Rencontre avec
des hommes remarquables ...
On peut paraphraser le titre du film de Peter Brook d’après
Gurdjieff pour donner le ton à cette introduction.
L’argument principal du film (la marche initiatique de l’auteur
vers la connaissance) pourrait tout à fait convenir
à notre propos.
On les appelle des éveilleurs.
Ces garnements insatiables ont la sagesse des grands découvreurs
et l'attention particulière qui les fait devenir un
jour passeurs d'émotions. A l'heure où la frange
singulière du cinéma risque quotidiennement
sa peau à se frotter au puissant capital, à
l'heure où l'on ne sait plus où se nichent les
images indépendantes et sans concessions, à
l'heure où la nécessité d'une altérité
se fait violemment remettre en doute dans notre société,
le besoin de résistance devient urgent. Cette lutte
passe par l'écoute de ces (é)veilleurs dont
la rareté nous effraie.
Les militants du cinéma
avaient hier Henri Langlois. Nous avons aujourd'hui Jean-Loup
Passek, l'autre montreur de films, qui depuis vingt-cinq ans,
en montrant les images du monde entier, a formé consciemment
ou non, des générations entières d'amateurs
de cinéma. Il les a ouverts au monde en créant
un rapport original entre le spectateur et le créateur.
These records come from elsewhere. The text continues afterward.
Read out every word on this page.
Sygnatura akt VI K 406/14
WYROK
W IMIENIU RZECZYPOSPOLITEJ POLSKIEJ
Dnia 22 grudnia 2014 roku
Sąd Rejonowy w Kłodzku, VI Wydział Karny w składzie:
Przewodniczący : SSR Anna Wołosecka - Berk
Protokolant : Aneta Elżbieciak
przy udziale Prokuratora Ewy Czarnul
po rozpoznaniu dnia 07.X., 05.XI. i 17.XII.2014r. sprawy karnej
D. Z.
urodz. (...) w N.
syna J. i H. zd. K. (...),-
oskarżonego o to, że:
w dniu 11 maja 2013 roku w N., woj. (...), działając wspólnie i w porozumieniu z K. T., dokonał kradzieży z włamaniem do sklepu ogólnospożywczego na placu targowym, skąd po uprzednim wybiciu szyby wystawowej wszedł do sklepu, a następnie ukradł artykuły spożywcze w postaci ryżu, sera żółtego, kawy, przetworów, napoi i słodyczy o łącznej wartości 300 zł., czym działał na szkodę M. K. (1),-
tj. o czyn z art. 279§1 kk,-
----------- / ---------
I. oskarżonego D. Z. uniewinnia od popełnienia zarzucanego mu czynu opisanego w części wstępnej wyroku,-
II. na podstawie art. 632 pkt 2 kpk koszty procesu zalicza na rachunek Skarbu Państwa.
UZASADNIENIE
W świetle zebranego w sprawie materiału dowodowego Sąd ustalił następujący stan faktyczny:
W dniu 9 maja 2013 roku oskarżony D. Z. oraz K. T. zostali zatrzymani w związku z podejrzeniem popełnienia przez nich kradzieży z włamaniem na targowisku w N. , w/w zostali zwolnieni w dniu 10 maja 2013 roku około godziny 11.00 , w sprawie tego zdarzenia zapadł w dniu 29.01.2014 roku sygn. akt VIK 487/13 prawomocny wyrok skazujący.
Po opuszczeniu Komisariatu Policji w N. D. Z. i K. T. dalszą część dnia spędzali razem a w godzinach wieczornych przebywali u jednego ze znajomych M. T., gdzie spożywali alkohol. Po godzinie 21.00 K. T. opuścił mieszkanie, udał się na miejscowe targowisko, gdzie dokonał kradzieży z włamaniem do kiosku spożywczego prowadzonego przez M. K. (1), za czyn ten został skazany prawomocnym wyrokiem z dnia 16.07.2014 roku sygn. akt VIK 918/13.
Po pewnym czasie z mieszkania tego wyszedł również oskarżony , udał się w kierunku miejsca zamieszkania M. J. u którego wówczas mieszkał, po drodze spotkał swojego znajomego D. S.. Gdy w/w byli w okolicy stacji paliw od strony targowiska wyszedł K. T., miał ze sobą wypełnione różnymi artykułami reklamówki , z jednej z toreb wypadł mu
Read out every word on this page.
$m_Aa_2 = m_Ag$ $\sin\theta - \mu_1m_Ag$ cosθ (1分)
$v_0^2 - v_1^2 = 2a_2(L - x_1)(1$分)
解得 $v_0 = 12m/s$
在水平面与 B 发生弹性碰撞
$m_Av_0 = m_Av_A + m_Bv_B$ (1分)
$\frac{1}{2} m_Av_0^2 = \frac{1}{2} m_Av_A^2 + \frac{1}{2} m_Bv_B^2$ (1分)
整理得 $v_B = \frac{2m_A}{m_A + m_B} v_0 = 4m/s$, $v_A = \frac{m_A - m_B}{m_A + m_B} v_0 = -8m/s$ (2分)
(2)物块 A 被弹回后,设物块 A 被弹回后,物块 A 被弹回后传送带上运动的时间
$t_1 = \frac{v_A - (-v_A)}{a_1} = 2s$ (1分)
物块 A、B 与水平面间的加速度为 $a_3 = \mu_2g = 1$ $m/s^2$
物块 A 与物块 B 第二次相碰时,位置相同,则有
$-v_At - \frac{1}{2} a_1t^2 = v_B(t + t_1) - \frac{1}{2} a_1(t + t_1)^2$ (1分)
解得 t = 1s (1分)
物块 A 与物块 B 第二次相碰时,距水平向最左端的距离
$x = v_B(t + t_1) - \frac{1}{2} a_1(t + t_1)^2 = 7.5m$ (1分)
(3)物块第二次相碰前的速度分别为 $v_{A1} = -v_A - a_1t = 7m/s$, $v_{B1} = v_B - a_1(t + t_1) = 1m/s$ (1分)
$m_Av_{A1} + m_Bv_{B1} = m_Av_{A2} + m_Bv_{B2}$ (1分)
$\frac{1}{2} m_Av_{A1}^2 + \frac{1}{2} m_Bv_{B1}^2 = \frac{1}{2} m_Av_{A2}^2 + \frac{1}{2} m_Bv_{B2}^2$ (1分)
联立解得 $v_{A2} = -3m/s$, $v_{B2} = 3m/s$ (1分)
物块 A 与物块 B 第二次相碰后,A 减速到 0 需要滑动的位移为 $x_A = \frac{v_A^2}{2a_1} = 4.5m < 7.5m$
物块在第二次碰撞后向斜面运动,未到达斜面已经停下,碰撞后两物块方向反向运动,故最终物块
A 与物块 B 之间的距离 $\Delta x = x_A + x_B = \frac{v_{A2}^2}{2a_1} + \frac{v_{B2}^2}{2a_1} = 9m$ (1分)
Passek a créé un nouveau pont entre l'oeuvre
et le spectateur. Langlois avait posé les jalons d'un
nouveau rapport au cinéma, Passek a continué
l'aventure en créant les conditions favorables à
un nouveau rapport au monde, via les cinématographies
étrangères.
Il dépasse donc le
cadre de la simple cinéphilie, celle qui se mesure
par exemple à la fréquentation de la Cinémathèque
Française, en proposant une approche du cinéma
plus singulière, par l’organisation de grandes rétrospectives
par pays au Centre Pompidou. A travers le cinéma, se
voit l'histoire de la société du pays qui a
produit l’œuvre, du réalisateur qui l'a créée.
Avec la création
du festival de La Rochelle en 1972, puis la création
de la cellule cinéma du Centre Georges Pompidou en
1978, il a été fidèle à deux principes
primordiaux : "avoir la curiosité à la boutonnière"
et garder la mémoire du cinéma. Celle que l'on
se plaît aujourd'hui à dilapider ou à
effacer.
Quelques personnes aimeraient
bien rayer Passek de la carte du cinéma, ce qui serait
un comble pour un géographe de formation ! On n'a jamais
trop bien compris pourquoi son travail était aussi
peu reconnu, pourquoi la presse n'en parlait pas beaucoup.
Bien sûr, l'homme est râleur et intransigeant
: ce sont des qualités nécessaires pour la lutte
en faveur d'une indépendance dont le cinéma
a toujours eu besoin, sous peine de disparaître. La
bougonnerie n'est qu'une apparence. Préférons
ce que l'homme a fait, plutôt que ce qu'il laisse paraître.